Sleep deprivation, hope, concern - final hours of COP26

Banging the drum for ambitious action - a call to put a stop to climate catastrophe.

World leaders are working around the clock to strike a deal as the COP26 climate-change summit enters its final stages on Friday.

Negotiators in Glasgow are hammering out an agreement to limit global temperature rises by dramatically reducing emissions.

But it will need unanimous consent from the nearly 200 nations attending.

And, as Cassie Flynn, a U.N. Strategic Advisor in Climate Change explains, traditionally, these summits never end on time.

"Well, these COPs are a long haul. They are two weeks, often they can be three weeks for many delegations who have some of these pre-conversations. And when we reach this point in the COP, you essentially have room after room of negotiators sitting around tables, looking at documents on screen and going line by line, word for word. And this is really tough stuff. They often go through the night, trying to come to areas of compromise in these texts."

In the latest draft text of the agreement, language around the phasing out of fossil fuels has been diluted - in a bid to get a deal done.

And it fails to offer the rolling annual review of climate pledges that some developing countries have pushed for - but Washington in particular opposed.

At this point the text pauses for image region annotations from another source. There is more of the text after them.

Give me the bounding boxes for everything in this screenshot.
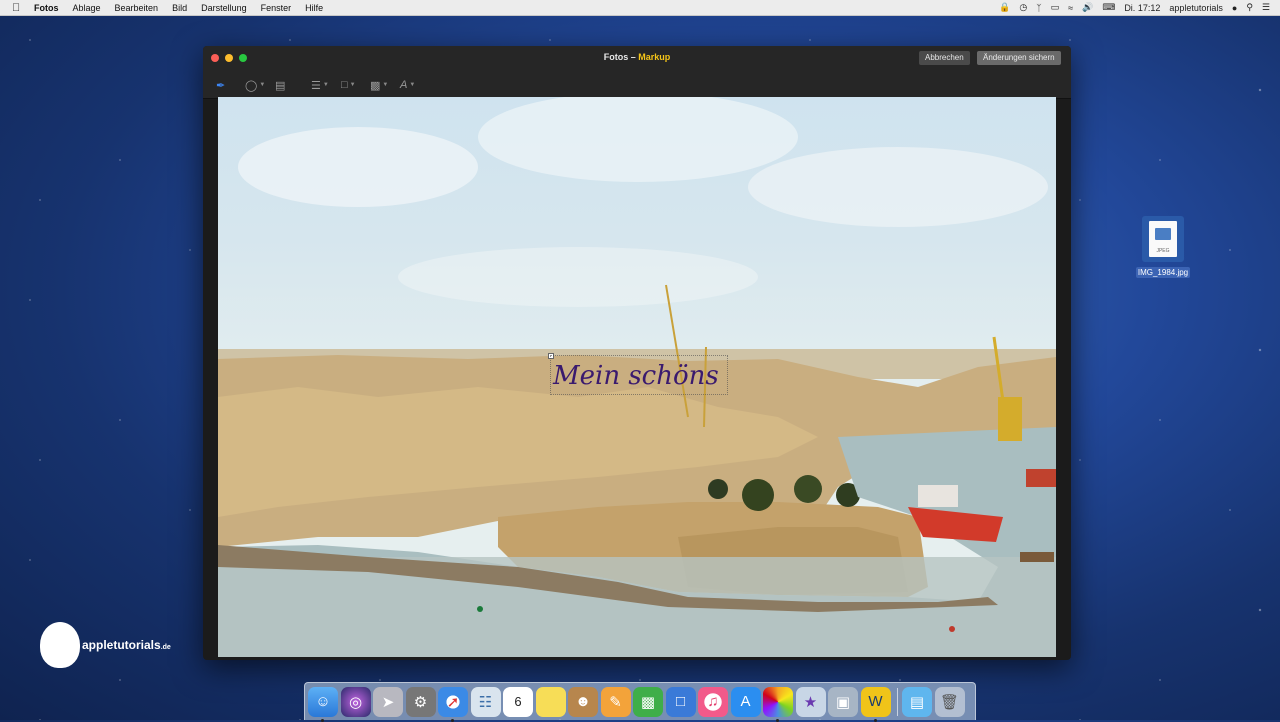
contacts-icon[interactable]: ☻ <box>568 686 598 717</box>
sketch-tool-icon[interactable]: ✒ <box>216 78 225 92</box>
volume-icon[interactable]: 🔊 <box>1082 2 1093 13</box>
photo-canvas[interactable]: Mein schöns <box>218 97 1056 657</box>
chevron-down-icon: ▼ <box>259 82 266 88</box>
text-tool-icon[interactable]: ▤ <box>275 78 285 92</box>
logo-suffix: .de <box>160 644 171 651</box>
title-bar: Fotos – Markup Abbrechen Änderungen sich… <box>203 46 1071 70</box>
downloads-folder-icon[interactable]: ▤ <box>902 686 932 717</box>
menu-bild[interactable]: Bild <box>172 3 187 13</box>
wifi-icon[interactable]: ≈ <box>1068 3 1073 13</box>
spotlight-icon[interactable]: ⚲ <box>1246 2 1253 13</box>
chevron-down-icon: ▼ <box>409 82 416 88</box>
chevron-down-icon: ▼ <box>349 82 356 88</box>
apple-logo-icon <box>40 622 80 668</box>
window-title-app: Fotos <box>603 52 629 62</box>
menu-hilfe[interactable]: Hilfe <box>305 3 323 13</box>
file-type-label: JPEG <box>1156 248 1170 254</box>
pages-icon[interactable]: ✎ <box>600 686 631 717</box>
markup-text-box[interactable]: Mein schöns <box>550 355 728 395</box>
logo-text: appletutorials.de <box>82 638 171 652</box>
photos-markup-window: Fotos – Markup Abbrechen Änderungen sich… <box>203 46 1071 660</box>
notes-icon[interactable] <box>535 686 566 717</box>
siri-icon[interactable]: ◎ <box>340 686 371 717</box>
text-style-icon[interactable]: A ▼ <box>400 78 415 92</box>
keynote-icon[interactable]: □ <box>665 686 696 717</box>
safari-icon[interactable]: ➚ <box>438 686 468 722</box>
status-area: 🔒 ◷ ᛉ ▭ ≈ 🔊 ⌨ Di. 17:12 appletutorials ●… <box>999 0 1270 15</box>
cancel-button[interactable]: Abbrechen <box>919 51 970 65</box>
bluetooth-icon[interactable]: ᛉ <box>1036 3 1041 13</box>
save-changes-button[interactable]: Änderungen sichern <box>977 51 1061 65</box>
logo-name: appletutorials <box>82 638 161 652</box>
line-style-icon[interactable]: ☰ ▼ <box>311 78 329 92</box>
itunes-icon[interactable]: ♫ <box>698 686 728 717</box>
border-color-icon[interactable]: □ ▼ <box>341 78 356 92</box>
clock[interactable]: Di. 17:12 <box>1124 3 1160 13</box>
menu-bar:  Fotos Ablage Bearbeiten Bild Darstellu… <box>0 0 1280 16</box>
appletutorials-logo: appletutorials.de <box>40 622 171 668</box>
menu-darstellung[interactable]: Darstellung <box>201 3 247 13</box>
menu-ablage[interactable]: Ablage <box>73 3 101 13</box>
menu-fenster[interactable]: Fenster <box>261 3 292 13</box>
photos-icon[interactable] <box>763 686 793 722</box>
running-indicator <box>451 718 454 722</box>
desktop-file[interactable]: JPEG IMG_1984.jpg <box>1134 216 1192 280</box>
chevron-down-icon: ▼ <box>382 82 389 88</box>
imovie-icon[interactable]: ★ <box>795 686 826 717</box>
image-thumbnail <box>1155 228 1171 240</box>
desktop-file-name: IMG_1984.jpg <box>1135 267 1191 278</box>
fill-color-icon[interactable]: ▩ ▼ <box>370 78 388 92</box>
dock-separator <box>897 687 898 716</box>
user-name[interactable]: appletutorials <box>1169 3 1223 13</box>
trash-icon[interactable]: 🗑 <box>934 686 965 717</box>
dock: ☺ ◎ ➤ ⚙ ➚ ☷ 6 ☻ ✎ ▩ □ ♫ A ★ ▣ W ▤ 🗑 <box>304 682 976 722</box>
calendar-icon[interactable]: 6 <box>503 686 533 717</box>
file-document: JPEG <box>1149 221 1177 257</box>
menu-bearbeiten[interactable]: Bearbeiten <box>115 3 159 13</box>
time-machine-icon[interactable]: ◷ <box>1019 2 1027 13</box>
running-indicator <box>776 718 779 722</box>
notification-center-icon[interactable]: ☰ <box>1262 2 1270 13</box>
jpeg-file-icon: JPEG <box>1142 216 1184 262</box>
markup-toolbar: ✒ ◯ ▼ ▤ ☰ ▼ □ ▼ ▩ ▼ A ▼ <box>203 70 1071 99</box>
airplay-icon[interactable]: ▭ <box>1051 2 1060 13</box>
running-indicator <box>873 718 877 722</box>
lock-icon[interactable]: 🔒 <box>999 2 1010 13</box>
launchpad-icon[interactable]: ➤ <box>373 686 403 717</box>
siri-icon[interactable]: ● <box>1232 3 1237 13</box>
shapes-tool-icon[interactable]: ◯ ▼ <box>245 78 265 92</box>
preview-icon[interactable]: ☷ <box>470 686 501 717</box>
running-indicator <box>321 718 324 722</box>
window-title-separator: – <box>628 52 639 62</box>
system-preferences-icon[interactable]: ⚙ <box>405 686 436 717</box>
image-capture-icon[interactable]: ▣ <box>828 686 858 717</box>
menu-app-name[interactable]: Fotos <box>34 3 59 13</box>
finder-icon[interactable]: ☺ <box>308 686 338 722</box>
keyboard-icon[interactable]: ⌨ <box>1102 2 1115 13</box>
chevron-down-icon: ▼ <box>322 82 329 88</box>
window-title-extension: Markup <box>638 52 671 62</box>
numbers-icon[interactable]: ▩ <box>633 686 663 717</box>
app-icon[interactable]: W <box>860 686 891 722</box>
apple-menu-icon[interactable]:  <box>12 2 24 14</box>
app-store-icon[interactable]: A <box>730 686 761 717</box>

It also lacks detail on future payments from the rich countries that are primarily responsible for global warming to the poorer countries that will take the brunt of worsening storms, droughts, floods and rising sea levels.

Some attendees feel feel despondent.

"We don't have any more time. We need to be faster. [FLASH] And making sure that we are not getting to a point that there is no turning back, and we are there with the commitments that are already there we are not going to meet the 1.5 that we are trying to keep alive in this COP. So we should be more forward and aggressive and if they are weakening the language that is disappointing."

But others believe it's the only way forward.

"I think what people are doing here is pretty earnest, I think they are trying and I think the idea is to get something that will be agreed to by everybody"

Even when they do come to an agreement, the real work will begin once delegates return home - when they'll need to ensure any measures signed off in Glasgow are upheld.